La nouvelle règlementation concerne principalement deux types de plateformes de financement participatif: d’une part celles qui proposent des titres aux investisseurs et d’autres part celles qui proposent à des particuliers, le financement de projets sous forme de prêts

Ceux qui proposent des titres, sur un site internet,  exerceront leur activité en tant que conseiller en investissements participatifs (CIP), ou prestataires de services d’investissement ; ceux qui proposent des financements sous forme de prêts, qu’ils soient rémunérés ou non, exerceront en tant qu’intermédiaires en financement participatif (IFP).

 

  • Que dit la nouvelle loi ?

Un devoir d’information

La nouvelle loi introduit une obligation de publication d’un prospectus pour les offres de titres financiers réalisées par l’intermédiaire de plateformes de financement participatif.
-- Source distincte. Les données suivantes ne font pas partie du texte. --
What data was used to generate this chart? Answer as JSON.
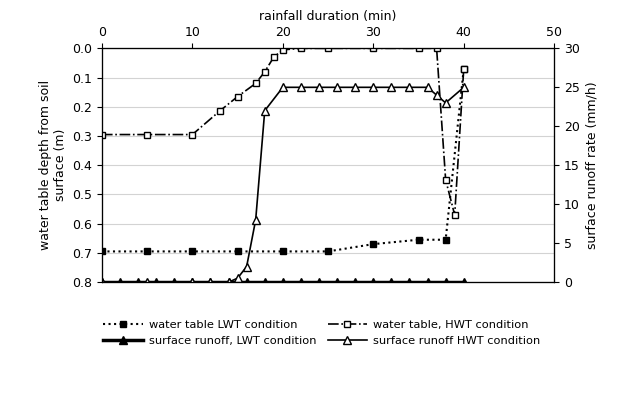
{
  "xlabel_top": "rainfall duration (min)",
  "ylabel_left": "water table depth from soil\nsurface (m)",
  "ylabel_right": "surface runoff rate (mm/h)",
  "xlim": [
    0,
    50
  ],
  "ylim_left": [
    0.8,
    0.0
  ],
  "ylim_right": [
    0,
    30
  ],
  "xticks": [
    0,
    10,
    20,
    30,
    40,
    50
  ],
  "yticks_left": [
    0.0,
    0.1,
    0.2,
    0.3,
    0.4,
    0.5,
    0.6,
    0.7,
    0.8
  ],
  "yticks_right": [
    0,
    5,
    10,
    15,
    20,
    25,
    30
  ],
  "wt_lwt_x": [
    0,
    5,
    10,
    15,
    20,
    25,
    30,
    35,
    38,
    40
  ],
  "wt_lwt_y": [
    0.695,
    0.695,
    0.695,
    0.695,
    0.695,
    0.695,
    0.67,
    0.655,
    0.655,
    0.07
  ],
  "wt_hwt_x": [
    0,
    5,
    10,
    13,
    15,
    17,
    18,
    19,
    20,
    22,
    25,
    30,
    35,
    37,
    38,
    39,
    40
  ],
  "wt_hwt_y": [
    0.295,
    0.295,
    0.295,
    0.215,
    0.165,
    0.12,
    0.08,
    0.03,
    0.005,
    0.0,
    0.0,
    0.0,
    0.0,
    0.0,
    0.45,
    0.57,
    0.07
  ],
  "sr_lwt_x": [
    0,
    2,
    4,
    6,
    8,
    10,
    12,
    14,
    16,
    18,
    20,
    22,
    24,
    26,
    28,
    30,
    32,
    34,
    36,
    38,
    40
  ],
  "sr_lwt_runoff": [
    0,
    0,
    0,
    0,
    0,
    0,
    0,
    0,
    0,
    0,
    0,
    0,
    0,
    0,
    0,
    0,
    0,
    0,
    0,
    0,
    0
  ],
  "sr_hwt_x": [
    0,
    5,
    10,
    12,
    14,
    15,
    16,
    17,
    18,
    20,
    22,
    24,
    26,
    28,
    30,
    32,
    34,
    36,
    37,
    38,
    40
  ],
  "sr_hwt_runoff": [
    0,
    0,
    0,
    0,
    0,
    0.5,
    2,
    8,
    22,
    25,
    25,
    25,
    25,
    25,
    25,
    25,
    25,
    25,
    24,
    23,
    25
  ],
  "background_color": "#ffffff"
}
Une information minimale doit être fournie aux investisseurs par la plateforme sur son site. (Chapitre II – article 12)

Les conseillers en investissements participatifs mettent également en place une politique de gestion des conflits d’intérêt. (Section 4- article 1)

Augmentation des plafonds

Il est rendu possible aux particuliers de consentir un prêt rémunéré à d’autres personnes physiques ou morales lorsque les parties sont mises en relation par un intermédiaire en financement participatif.

Les plafonds de ces prêts (1 000 € par prêteur et pour un emprunt total d’un million d’euros maximum) seront fixés par voie réglementaire et il est créé un régime prudentiel allégé des établissements de paiement. (Chapitre II – article 17).

Dispositifs communes

Des dispositions communes aux conseillers en investissements participatifs et aux intermédiaires en financement participatif sont renseignés, en matière d’obligation d’immatriculation à l’organisme pour le registre des intermédiaires en assurance (ORIAS) (Titre III – article 24), de lutte contre le blanchiment (Titre III – article 25) et pour les sanctions pénales applicables (Titre III – article 26).
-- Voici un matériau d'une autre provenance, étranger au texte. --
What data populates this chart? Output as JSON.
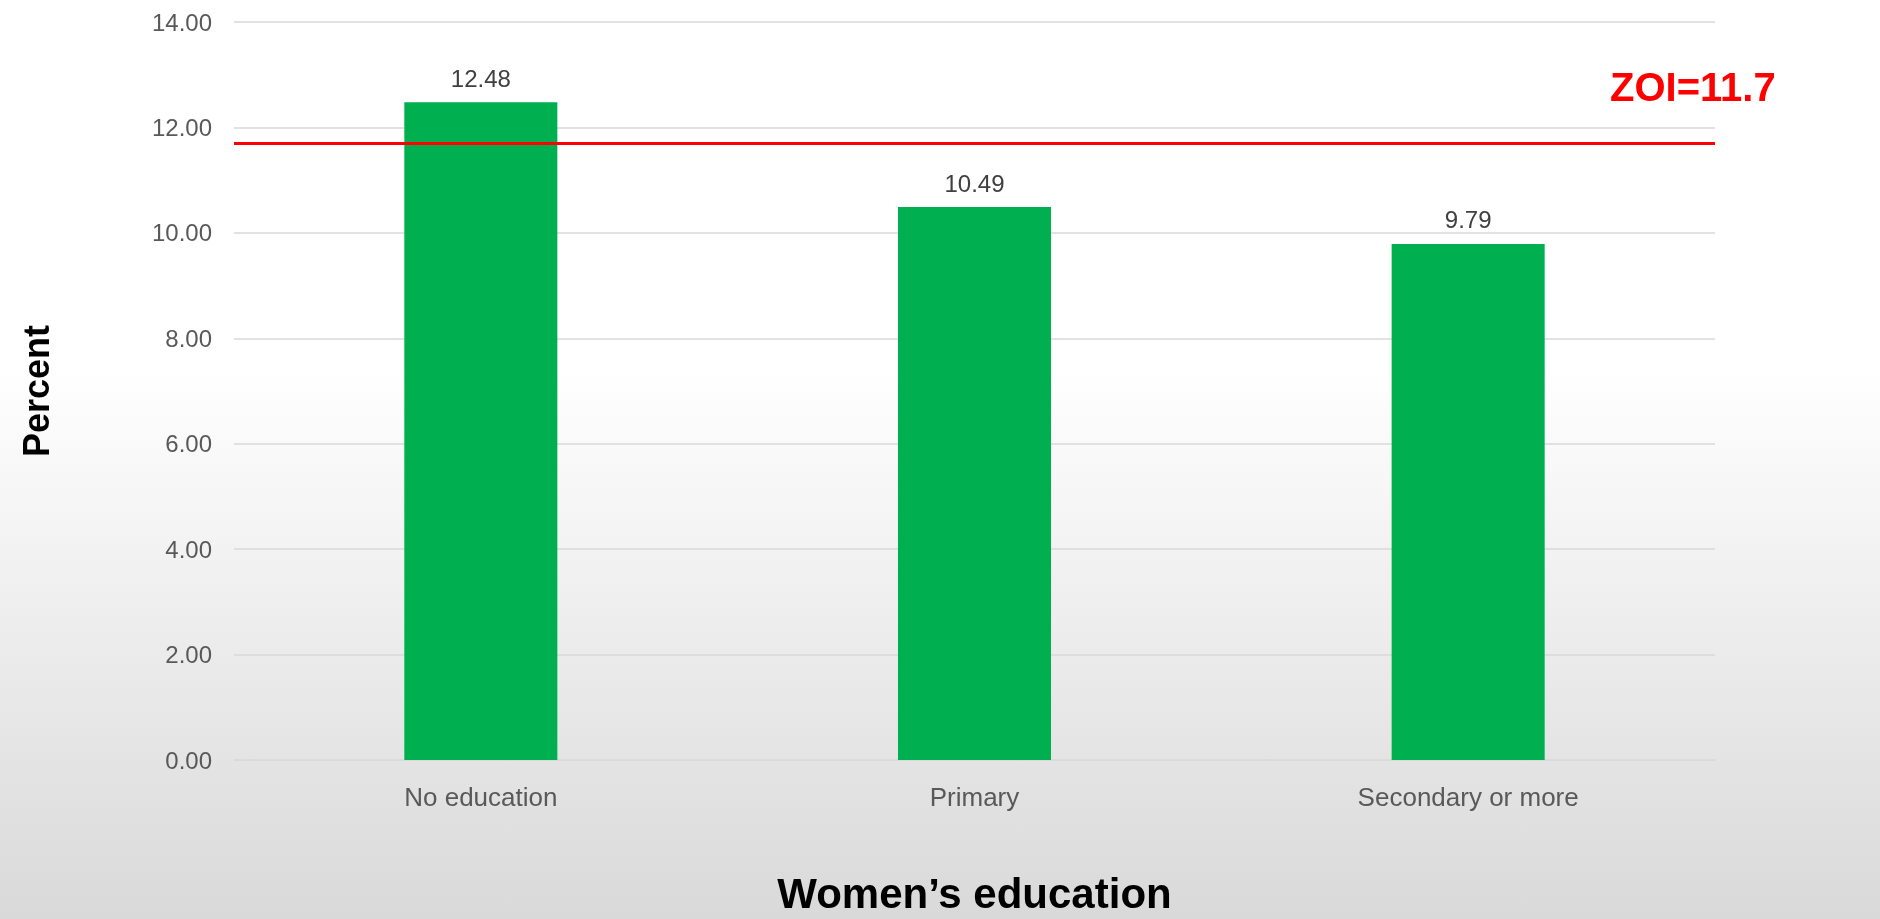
{
  "chart_data": {
    "type": "bar",
    "xlabel": "Women’s education",
    "ylabel": "Percent",
    "categories": [
      "No education",
      "Primary",
      "Secondary or more"
    ],
    "values": [
      12.48,
      10.49,
      9.79
    ],
    "color": "#00b050",
    "ylim": [
      0,
      14
    ],
    "yticks": [
      {
        "value": 0,
        "label": "0.00"
      },
      {
        "value": 2,
        "label": "2.00"
      },
      {
        "value": 4,
        "label": "4.00"
      },
      {
        "value": 6,
        "label": "6.00"
      },
      {
        "value": 8,
        "label": "8.00"
      },
      {
        "value": 10,
        "label": "10.00"
      },
      {
        "value": 12,
        "label": "12.00"
      },
      {
        "value": 14,
        "label": "14.00"
      }
    ],
    "ref_lines": [
      {
        "axis": "y",
        "value": 11.7,
        "label": "ZOI=11.7",
        "color": "#ff0000"
      }
    ],
    "data_labels": true,
    "grid": "y"
  }
}
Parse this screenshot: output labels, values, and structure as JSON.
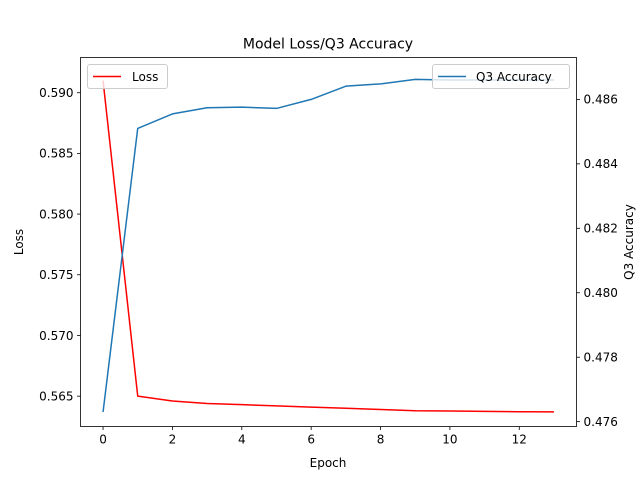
{
  "chart_data": {
    "type": "line",
    "title": "Model Loss/Q3 Accuracy",
    "xlabel": "Epoch",
    "ylabel_left": "Loss",
    "ylabel_right": "Q3 Accuracy",
    "x": [
      0,
      1,
      2,
      3,
      4,
      5,
      6,
      7,
      8,
      9,
      10,
      11,
      12,
      13
    ],
    "xlim": [
      -0.65,
      13.65
    ],
    "xticks": [
      "0",
      "2",
      "4",
      "6",
      "8",
      "10",
      "12"
    ],
    "ylim_left": [
      0.5625,
      0.5929
    ],
    "yticks_left": [
      "0.565",
      "0.570",
      "0.575",
      "0.580",
      "0.585",
      "0.590"
    ],
    "ylim_right": [
      0.47585,
      0.4873
    ],
    "yticks_right": [
      "0.476",
      "0.478",
      "0.480",
      "0.482",
      "0.484",
      "0.486"
    ],
    "series": [
      {
        "name": "Loss",
        "axis": "left",
        "color": "#ff0000",
        "values": [
          0.591,
          0.565,
          0.5646,
          0.5644,
          0.5643,
          0.5642,
          0.5641,
          0.564,
          0.5639,
          0.5638,
          0.56378,
          0.56375,
          0.56372,
          0.5637
        ]
      },
      {
        "name": "Q3 Accuracy",
        "axis": "right",
        "color": "#1f77b4",
        "values": [
          0.4763,
          0.4851,
          0.48555,
          0.48574,
          0.48576,
          0.48572,
          0.486,
          0.48641,
          0.48648,
          0.48662,
          0.4866,
          0.4866,
          0.4866,
          0.4866
        ]
      }
    ],
    "legends": [
      {
        "series": "Loss",
        "placement": "top-left"
      },
      {
        "series": "Q3 Accuracy",
        "placement": "top-right"
      }
    ]
  }
}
Enfin, un label sera délivré aux plateformes qui sont conformes avec les règles édictées, label qui sera donc un gage de qualité pour les investisseurs.

 

  • Des règles strictes qui profitent à tous

Les dirigeants des plateformes seront contraints à respecter certains règlements vis-à-vis de leurs clients :

–              des règles de compétence, d’honorabilité et de bonne conduite dans la délivrance des conseils qu’elles fournissent à leurs clients.

–              des obligations de transparence sur la manière dont elles sélectionnent les projets, sur les caractéristiques des prêts ainsi que sur la rémunération qu’elles perçoivent.

–              elles sont également soumises à des obligations d’information des prêteurs sur les risques qu’ils encourent et doivent mettre à leur disposition un outil d’aide à la décision.

–              elles doivent informer les porteurs de projet des risques liés à un endettement excessif. Une obligation de suivi des opérations est prévue (chapitre III – article 19).

–              accès au fichier bancaire des entreprises (FIBEN) pour permettre aux plateformes de vérifier la solidité financière des entreprises (article 20).

 

Une avancée importante a donc été faite dans le domaine du financement participatif, qui jusque-là avait un cadre légal inadapté et présentait une protection insuffisante pour les investisseurs et les prêteurs.

Une nouvelle loi qui a surtout pour objectif de faire prospérer les plateformes de financements participatifs, d’instaurer une confiance qui encouragera l’utilisation a ce mode de financement.